Set Your AC Temperature for Maximum Energy Savings
My first summer running central air, I set the thermostat to 72 during the day and 68 at night. My electric bill that July was $310. I live in a 1,200-square-foot house.
The next summer I learned how AC actually works — not just what temperature to set, but why certain settings save money. Here is what cut my bill nearly in half.

The Physics of Air Conditioning
Your AC does not “make cold” — it moves heat out of your house. The compressor is the part that uses most of the electricity. The harder the compressor has to work to move heat, the more power it draws.
The key number is the temperature difference between inside and outside.
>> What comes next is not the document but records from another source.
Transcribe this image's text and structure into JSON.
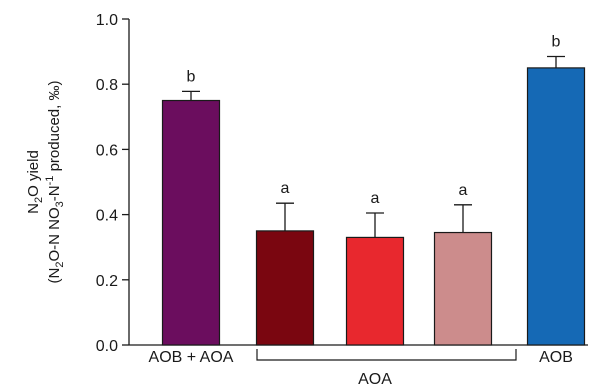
{
  "chart_data": {
    "type": "bar",
    "ylabel": {
      "line1": {
        "main": "N",
        "sub": "2",
        "rest": "O yield"
      },
      "line2": {
        "p1": "(N",
        "s1": "2",
        "p2": "O-N NO",
        "s2": "3",
        "p3": "-N",
        "sup": "-1",
        "p4": " produced, ‰)"
      }
    },
    "ylim": [
      0,
      1.0
    ],
    "yticks": [
      "0.0",
      "0.2",
      "0.4",
      "0.6",
      "0.8",
      "1.0"
    ],
    "bars": [
      {
        "value": 0.75,
        "error": 0.028,
        "color": "#6b0d5e",
        "letter": "b"
      },
      {
        "value": 0.35,
        "error": 0.085,
        "color": "#7a0610",
        "letter": "a"
      },
      {
        "value": 0.33,
        "error": 0.075,
        "color": "#e8282e",
        "letter": "a"
      },
      {
        "value": 0.345,
        "error": 0.085,
        "color": "#cc8c8c",
        "letter": "a"
      },
      {
        "value": 0.85,
        "error": 0.035,
        "color": "#1569b5",
        "letter": "b"
      }
    ],
    "category_labels": {
      "aob_aoa": "AOB + AOA",
      "aob": "AOB",
      "aoa_group": "AOA"
    },
    "grid": false
  }
}
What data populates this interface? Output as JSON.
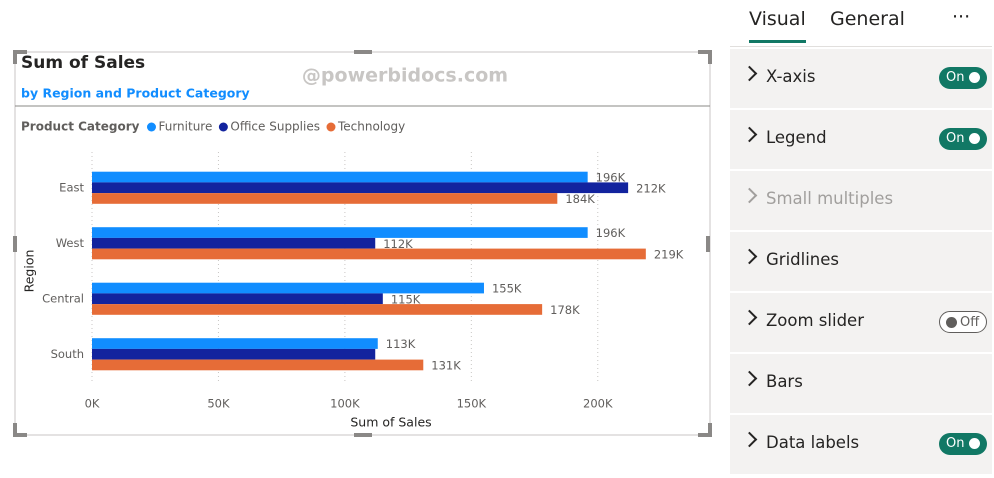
{
  "watermark": "@powerbidocs.com",
  "chart_data": {
    "type": "bar",
    "orientation": "horizontal",
    "title": "Sum of Sales",
    "subtitle": "by Region and Product Category",
    "legend_title": "Product Category",
    "x_label": "Sum of Sales",
    "y_label": "Region",
    "categories": [
      "East",
      "West",
      "Central",
      "South"
    ],
    "series": [
      {
        "name": "Furniture",
        "color": "#118dff",
        "values": [
          196000,
          196000,
          155000,
          113000
        ],
        "value_labels": [
          "196K",
          "196K",
          "155K",
          "113K"
        ]
      },
      {
        "name": "Office Supplies",
        "color": "#12239e",
        "values": [
          212000,
          112000,
          115000,
          112000
        ],
        "value_labels": [
          "212K",
          "112K",
          "115K",
          null
        ]
      },
      {
        "name": "Technology",
        "color": "#e66c37",
        "values": [
          184000,
          219000,
          178000,
          131000
        ],
        "value_labels": [
          "184K",
          "219K",
          "178K",
          "131K"
        ]
      }
    ],
    "xlim": [
      0,
      225000
    ],
    "xticks": [
      {
        "value": 0,
        "label": "0K"
      },
      {
        "value": 50000,
        "label": "50K"
      },
      {
        "value": 100000,
        "label": "100K"
      },
      {
        "value": 150000,
        "label": "150K"
      },
      {
        "value": 200000,
        "label": "200K"
      }
    ],
    "grid": true,
    "legend_position": "top-left"
  },
  "pane": {
    "tabs": [
      "Visual",
      "General"
    ],
    "active_tab": 0,
    "menu": "···",
    "sections": [
      {
        "label": "X-axis",
        "toggle": "On",
        "enabled": true
      },
      {
        "label": "Legend",
        "toggle": "On",
        "enabled": true
      },
      {
        "label": "Small multiples",
        "toggle": null,
        "enabled": false
      },
      {
        "label": "Gridlines",
        "toggle": null,
        "enabled": true
      },
      {
        "label": "Zoom slider",
        "toggle": "Off",
        "enabled": true
      },
      {
        "label": "Bars",
        "toggle": null,
        "enabled": true
      },
      {
        "label": "Data labels",
        "toggle": "On",
        "enabled": true
      }
    ]
  }
}
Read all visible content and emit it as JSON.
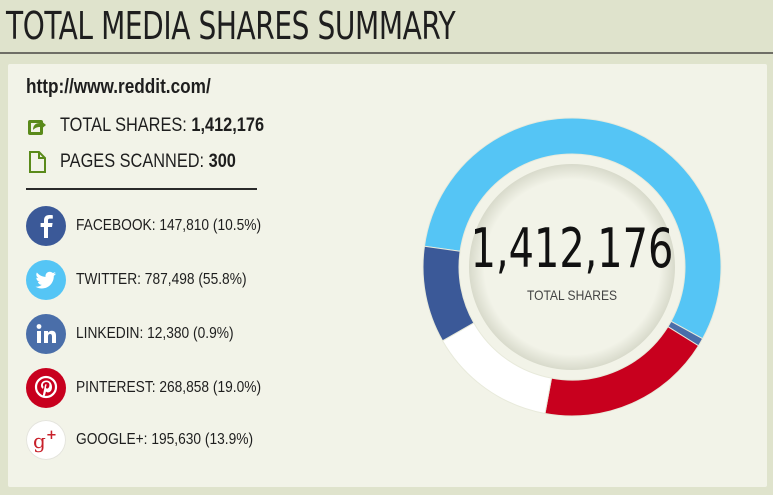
{
  "header": {
    "title": "TOTAL MEDIA SHARES SUMMARY"
  },
  "summary": {
    "url": "http://www.reddit.com/",
    "total_label": "TOTAL SHARES:",
    "total_value": "1,412,176",
    "pages_label": "PAGES SCANNED:",
    "pages_value": "300"
  },
  "networks": [
    {
      "text": "FACEBOOK: 147,810 (10.5%)",
      "icon": "facebook-icon",
      "color": "#3b5998"
    },
    {
      "text": "TWITTER: 787,498 (55.8%)",
      "icon": "twitter-icon",
      "color": "#55c5f5"
    },
    {
      "text": "LINKEDIN: 12,380 (0.9%)",
      "icon": "linkedin-icon",
      "color": "#4a6ea9"
    },
    {
      "text": "PINTEREST: 268,858 (19.0%)",
      "icon": "pinterest-icon",
      "color": "#c8001e"
    },
    {
      "text": "GOOGLE+: 195,630 (13.9%)",
      "icon": "google-plus-icon",
      "color": "#ffffff"
    }
  ],
  "chart_data": {
    "type": "pie",
    "title": "",
    "center_value": "1,412,176",
    "center_label": "TOTAL SHARES",
    "slices": [
      {
        "name": "TWITTER",
        "value": 787498,
        "color": "#55c5f5"
      },
      {
        "name": "LINKEDIN",
        "value": 12380,
        "color": "#4a6ea9"
      },
      {
        "name": "PINTEREST",
        "value": 268858,
        "color": "#c8001e"
      },
      {
        "name": "GOOGLE+",
        "value": 195630,
        "color": "#ffffff"
      },
      {
        "name": "FACEBOOK",
        "value": 147810,
        "color": "#3b5998"
      }
    ]
  }
}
When it is 95°F outside and you want 68°F inside, that is a 27-degree gap. Your compressor runs almost constantly. When you set it to 78°F, the gap shrinks to 17 degrees and the compressor runs far less.
Every degree you raise the thermostat above 72 saves roughly 3% on cooling costs. Going from 72 to 78 saves about 18%.
The Strategy That Works
When you are home and awake, set it as high as you can comfortably tolerate. The Department of Energy recommends 78°F. I find 78 uncomfortable when I am moving around, so I compromise at 76.
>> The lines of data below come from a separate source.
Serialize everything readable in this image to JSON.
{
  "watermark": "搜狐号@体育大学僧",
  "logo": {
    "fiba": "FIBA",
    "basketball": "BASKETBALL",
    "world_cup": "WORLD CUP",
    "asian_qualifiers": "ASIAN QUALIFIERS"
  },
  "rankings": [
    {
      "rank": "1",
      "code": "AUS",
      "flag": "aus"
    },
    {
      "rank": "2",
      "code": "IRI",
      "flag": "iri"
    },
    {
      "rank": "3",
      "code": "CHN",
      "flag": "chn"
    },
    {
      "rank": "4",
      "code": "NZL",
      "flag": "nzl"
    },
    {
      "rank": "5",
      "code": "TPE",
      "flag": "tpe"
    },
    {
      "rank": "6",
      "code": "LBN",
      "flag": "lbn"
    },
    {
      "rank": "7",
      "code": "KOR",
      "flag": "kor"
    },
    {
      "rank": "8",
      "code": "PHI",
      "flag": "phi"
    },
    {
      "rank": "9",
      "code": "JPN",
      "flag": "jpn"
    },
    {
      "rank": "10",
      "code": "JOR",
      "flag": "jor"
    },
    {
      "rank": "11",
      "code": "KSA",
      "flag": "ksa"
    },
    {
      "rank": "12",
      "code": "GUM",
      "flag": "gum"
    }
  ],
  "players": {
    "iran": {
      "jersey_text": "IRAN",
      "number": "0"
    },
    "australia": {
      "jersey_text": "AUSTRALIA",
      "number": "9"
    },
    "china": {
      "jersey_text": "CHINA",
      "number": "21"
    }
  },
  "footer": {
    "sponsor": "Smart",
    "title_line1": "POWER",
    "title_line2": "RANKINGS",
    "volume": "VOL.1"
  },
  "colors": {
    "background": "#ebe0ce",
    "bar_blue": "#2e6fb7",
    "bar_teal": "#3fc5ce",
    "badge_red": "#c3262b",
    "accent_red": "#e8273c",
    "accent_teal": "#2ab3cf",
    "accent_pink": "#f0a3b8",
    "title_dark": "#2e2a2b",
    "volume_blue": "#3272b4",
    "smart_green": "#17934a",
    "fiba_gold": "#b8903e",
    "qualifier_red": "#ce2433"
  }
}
When you are away or asleep, raise it significantly — 82-85°F. A programmable thermostat handles this automatically. The idea that it takes more energy to cool the house back down than to maintain temperature all day is a myth. The energy you save during the hours the system is off far exceeds the energy used to cool back down.
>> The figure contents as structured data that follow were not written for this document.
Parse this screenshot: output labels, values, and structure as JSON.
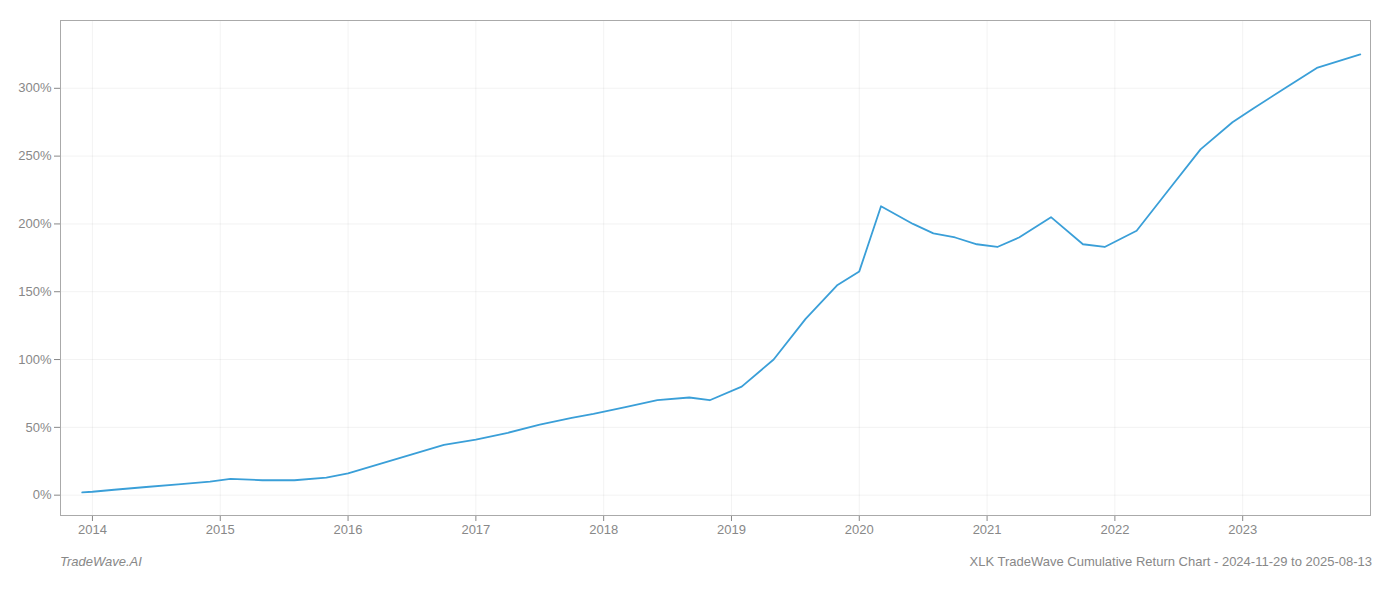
{
  "chart_data": {
    "type": "line",
    "x": [
      2013.92,
      2014.0,
      2014.17,
      2014.42,
      2014.67,
      2014.92,
      2015.08,
      2015.33,
      2015.58,
      2015.83,
      2016.0,
      2016.25,
      2016.5,
      2016.75,
      2017.0,
      2017.25,
      2017.5,
      2017.75,
      2017.92,
      2018.17,
      2018.42,
      2018.67,
      2018.83,
      2019.08,
      2019.33,
      2019.58,
      2019.83,
      2020.0,
      2020.17,
      2020.42,
      2020.58,
      2020.75,
      2020.92,
      2021.08,
      2021.25,
      2021.5,
      2021.75,
      2021.92,
      2022.17,
      2022.42,
      2022.67,
      2022.92,
      2023.08,
      2023.33,
      2023.58,
      2023.75,
      2023.92
    ],
    "values": [
      2,
      2.5,
      4,
      6,
      8,
      10,
      12,
      11,
      11,
      13,
      16,
      23,
      30,
      37,
      41,
      46,
      52,
      57,
      60,
      65,
      70,
      72,
      70,
      80,
      100,
      130,
      155,
      165,
      213,
      200,
      193,
      190,
      185,
      183,
      190,
      205,
      185,
      183,
      195,
      225,
      255,
      275,
      285,
      300,
      315,
      320,
      325
    ],
    "color": "#3a9fd8",
    "xlim": [
      2013.75,
      2024.0
    ],
    "xticks": [
      2014,
      2015,
      2016,
      2017,
      2018,
      2019,
      2020,
      2021,
      2022,
      2023
    ],
    "ylim": [
      -15,
      350
    ],
    "yticks": [
      {
        "value": 0,
        "label": "0%"
      },
      {
        "value": 50,
        "label": "50%"
      },
      {
        "value": 100,
        "label": "100%"
      },
      {
        "value": 150,
        "label": "150%"
      },
      {
        "value": 200,
        "label": "200%"
      },
      {
        "value": 250,
        "label": "250%"
      },
      {
        "value": 300,
        "label": "300%"
      }
    ],
    "grid": true,
    "annotations": [
      "TradeWave.AI",
      "XLK TradeWave Cumulative Return Chart - 2024-11-29 to 2025-08-13"
    ]
  }
}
Fans Make a Real Difference
A ceiling fan makes a room feel 4-5 degrees cooler through wind chill on your skin. It does not lower the actual temperature — so turn it off when you leave the room. Running a fan in an empty room wastes electricity for zero benefit.
Combined with a higher thermostat setting, fans let you stay comfortable while your AC runs less. I run the ceiling fan in whichever room I am in and keep the thermostat at 78 when I am home. The fan costs pennies per hour to run compared to dollars for the AC compressor.
📋 Quick Summary: Set thermostat to 78°F when home, 82-85°F when away or asleep, use ceiling fans for the wind chill effect — every degree saves about 3% on cooling.